Egypt has released three human rights campaigners whose arrests last month triggered widespread international condemnation, their organization said Thursday.
“I can confirm my friends and @eipr colleagues Gasser, Basheer and Karim have been released and are home which I guess means we (and you) managed to #FreeEIPRstaff,” tweeted Hossam Bahgat, the founder of the Egyptian Initiative for Personal Rights.
Executive Director Gasser Abdel-Razek, Mohamed Basheer and Karim Ennarah returned home from the notorious Tora Prison complex in southern Cairo on Thursday, where they had been held on charges that included membership in a terrorist group and spreading false news. Lawyers for Abdel-Razek said he had been held in solitary confinement.
After the three were arrested last month in apparent retaliation for a Nov. 3 meeting their organization held with Western diplomats in Cairo, Egypt has faced sharp criticism from human rights groups, foreign governments and a number of Hollywood celebrities.
In a video posted to social media, actress Scarlett Johansson described Abdel-Razek, Basheer and Ennarah as "the best of us” and blasting the “bogus charges” on which they were held.
President-elect Joe Biden's choice for secretary of state, Antony Blinken, also shared his concerns.
“Meeting with foreign diplomats is not a crime. Nor is peacefully advocating for human rights,” he tweeted.
Biden is expected to take a tougher approach to Egyptian President Abdel Fattah al-Sisi, who rights groups say has waged a crackdown on dissent since taking power in a 2013 coup. According to Human Rights Watch, Egypt under Sisi has detained 60,000 people, including activists, academics, journalists and members of the Muslim Brotherhood, on trumped-up political charges.

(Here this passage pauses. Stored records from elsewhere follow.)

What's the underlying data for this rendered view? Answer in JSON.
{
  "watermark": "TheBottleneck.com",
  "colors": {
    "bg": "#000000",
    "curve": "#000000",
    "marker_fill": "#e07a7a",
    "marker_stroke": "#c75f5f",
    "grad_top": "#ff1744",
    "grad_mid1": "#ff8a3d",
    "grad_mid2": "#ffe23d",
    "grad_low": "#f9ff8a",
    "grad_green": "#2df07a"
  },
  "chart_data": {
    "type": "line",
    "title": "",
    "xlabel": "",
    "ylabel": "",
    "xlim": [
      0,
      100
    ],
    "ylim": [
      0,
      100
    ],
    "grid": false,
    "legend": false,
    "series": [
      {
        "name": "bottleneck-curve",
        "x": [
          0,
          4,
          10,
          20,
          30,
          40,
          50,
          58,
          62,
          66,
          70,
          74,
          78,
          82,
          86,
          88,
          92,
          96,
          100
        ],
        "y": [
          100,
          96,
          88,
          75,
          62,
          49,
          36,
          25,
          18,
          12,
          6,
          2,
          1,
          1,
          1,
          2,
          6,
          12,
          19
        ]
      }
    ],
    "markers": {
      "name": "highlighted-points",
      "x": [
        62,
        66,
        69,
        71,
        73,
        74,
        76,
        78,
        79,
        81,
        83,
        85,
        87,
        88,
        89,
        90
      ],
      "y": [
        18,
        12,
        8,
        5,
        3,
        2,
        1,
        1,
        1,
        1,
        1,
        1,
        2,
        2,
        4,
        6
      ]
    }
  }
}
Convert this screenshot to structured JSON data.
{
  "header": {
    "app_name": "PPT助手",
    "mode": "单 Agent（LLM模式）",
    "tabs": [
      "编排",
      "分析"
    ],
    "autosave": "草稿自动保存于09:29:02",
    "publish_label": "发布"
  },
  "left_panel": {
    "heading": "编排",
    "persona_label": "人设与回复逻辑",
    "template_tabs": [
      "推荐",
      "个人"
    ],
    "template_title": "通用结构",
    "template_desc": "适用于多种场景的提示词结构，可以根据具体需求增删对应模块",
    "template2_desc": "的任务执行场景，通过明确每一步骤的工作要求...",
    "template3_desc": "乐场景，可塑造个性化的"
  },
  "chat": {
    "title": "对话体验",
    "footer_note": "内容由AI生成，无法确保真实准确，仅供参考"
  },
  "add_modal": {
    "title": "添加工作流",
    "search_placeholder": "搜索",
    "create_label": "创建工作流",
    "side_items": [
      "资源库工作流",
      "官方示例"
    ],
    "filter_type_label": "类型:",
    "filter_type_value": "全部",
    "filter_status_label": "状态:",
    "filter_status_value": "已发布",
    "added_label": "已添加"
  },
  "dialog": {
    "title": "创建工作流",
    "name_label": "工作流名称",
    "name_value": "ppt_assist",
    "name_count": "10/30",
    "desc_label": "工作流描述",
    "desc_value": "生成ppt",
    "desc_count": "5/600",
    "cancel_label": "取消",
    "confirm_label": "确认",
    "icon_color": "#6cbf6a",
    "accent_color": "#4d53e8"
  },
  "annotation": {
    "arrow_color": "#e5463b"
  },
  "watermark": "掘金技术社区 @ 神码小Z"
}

Amnesty International said in a new report this week that Egypt had executed at least 57 men and women between October and November, in what the London-based group called a “horrifying execution spree.”
It’s unclear whether Egypt has dropped the charges against Abdel-Razek, Basheer and Ennarah. Patrick George Zaki, a researcher at the Egyptian Initiative for Personal Rights who was arrested in February, reportedly remains in detention.